Here is how I did this, with /dev/sda1 the boot partition, /dev/sda2 root and /dev/sda3 swap
Setup the swap partition:
Code:
cryptsetup luksFormat /dev/sda3
cryptsetup luksOpen /dev/sda3 lukssda3
mkswap /dev/mapper/lukssda3
add to /etc/fstab:
Code:
/dev/mapper/lukssda3 swap swap
I used "lukssda3" here because that's what mkinitrd will call it.

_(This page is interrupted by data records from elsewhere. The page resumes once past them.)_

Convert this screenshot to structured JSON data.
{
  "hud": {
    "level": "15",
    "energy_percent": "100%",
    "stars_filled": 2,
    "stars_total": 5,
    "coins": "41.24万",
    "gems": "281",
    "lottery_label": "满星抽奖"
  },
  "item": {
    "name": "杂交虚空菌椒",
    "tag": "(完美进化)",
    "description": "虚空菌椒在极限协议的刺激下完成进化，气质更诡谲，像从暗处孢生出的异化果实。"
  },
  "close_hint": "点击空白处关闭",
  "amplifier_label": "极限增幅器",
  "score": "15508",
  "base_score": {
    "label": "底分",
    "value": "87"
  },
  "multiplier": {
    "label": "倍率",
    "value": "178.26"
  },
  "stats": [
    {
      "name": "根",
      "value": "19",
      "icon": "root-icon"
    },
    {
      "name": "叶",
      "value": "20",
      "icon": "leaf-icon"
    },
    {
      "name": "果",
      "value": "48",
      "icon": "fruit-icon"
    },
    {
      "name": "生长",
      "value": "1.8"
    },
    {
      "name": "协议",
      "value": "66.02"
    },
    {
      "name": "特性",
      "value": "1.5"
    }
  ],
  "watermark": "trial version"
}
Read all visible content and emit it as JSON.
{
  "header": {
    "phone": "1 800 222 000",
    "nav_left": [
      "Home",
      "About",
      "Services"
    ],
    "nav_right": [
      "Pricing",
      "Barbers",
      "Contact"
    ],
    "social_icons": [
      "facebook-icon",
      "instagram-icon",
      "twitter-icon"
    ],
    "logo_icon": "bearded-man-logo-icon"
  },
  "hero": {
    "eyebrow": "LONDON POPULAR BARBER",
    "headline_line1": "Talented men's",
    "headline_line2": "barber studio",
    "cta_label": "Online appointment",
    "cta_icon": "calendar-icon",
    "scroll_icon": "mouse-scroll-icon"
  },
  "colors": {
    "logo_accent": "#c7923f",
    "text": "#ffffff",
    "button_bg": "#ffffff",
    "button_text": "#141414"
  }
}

This swap partition needs to be decryptable at fresh boot up time (not resuming), and needs to be automatic if the root partition is already decrypted, so:
Code:
dd if=/dev/random of=/root/swap_key bs=1 count=20
cryptsetup luksAddKey /dev/sda3 /root/swap_key
This way it can be decrypted with either the passphrase or the /root/swap_key file. To get decrypted at boot, added this to /etc/rc.d/rc.local:
Code:
#Setting up swap here, because it's both encrypted and used for hibernation,
#and Slackware's scripts don't support that. If the machine is resuming,
#this is not run at boot up (nothing else is either).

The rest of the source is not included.